Houston answered right back. Altuve led off the bottom of the third with a solo homer to left, restoring a five-run lead. The Athletics did get one defensive highlight when Carlos Cortes threw out Wade trying for third after a Trammell single, and Darell Hernaiz helped start a double play that ended the inning. But Houston already had the scoreboard tilted hard in its favor.
The fifth inning finished the job. Walker and Paredes opened with singles, and José Suarez replaced Morris. From there, Houston poured on six more runs. Wade doubled home two. Jake Meyers singled in Altuve. Vázquez doubled home Wade. Peña doubled home Meyers and Vázquez. By the time Alvarez struck out and Walker followed with another strikeout to end the inning, the Astros had a 13-2 lead and the rest of the game had become a matter of finishing the paperwork.
The Athletics’ offense never found another real push. Cortes had two hits before later taking the mound in a position-player pitching appearance, while Soderstrom reached base and drove in a run. Gelof’s RBI walk extended his productive stretch, and Bolte reached twice, once by hit-by-pitch and once by walk. Still, the A’s struck out 12 times and went quiet against the Houston bullpen. AJ Blubaugh handled the middle innings, and Alimber Santa finished the ninth after allowing two baserunners but no runs.
For the Athletics, the loss stung because it followed a stretch in which the club had played Houston well over the past year, including a winning season series in 2025. It also added to the recent strain on a rotation that has been patched together often, with Morris becoming the ninth different A’s starter over a 12-game span. His final line, nine runs allowed over four-plus innings, will not make for pretty reading, but the larger story is still development. Big-league hitters do not offer soft landings.

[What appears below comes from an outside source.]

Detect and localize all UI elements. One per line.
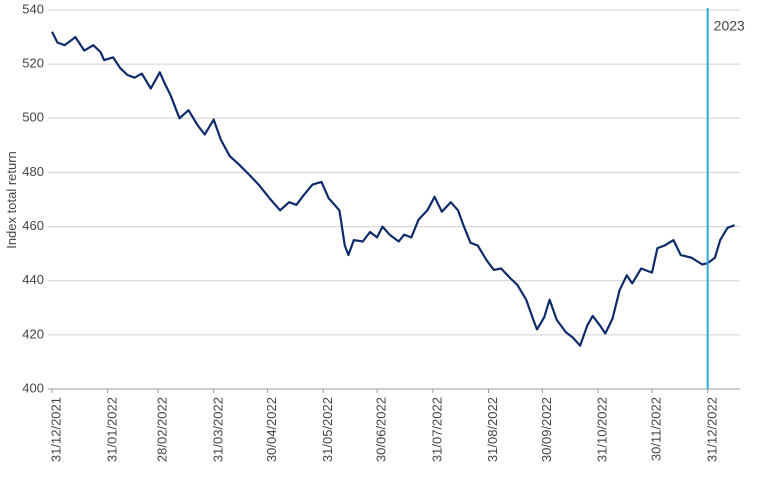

Game 3 gives the Sacramento A’s another chance to right some wrongs, with Gage Jump (1-1, 3.75 ERA, 10 K) set to face Houston’s Mike Burrows (3-7, 5.66 ERA, 57 K) in an 11:10 a.m. Pacific first pitch, a breakfast baseball test for a team that could use a strong cup of left-handed recovery.
Costa Rican-born Mauricio Segura has been covering sports in the Bay Area since 2001 for a variety of magazines and newspapers, as well as his own publication, Golden Bay Times.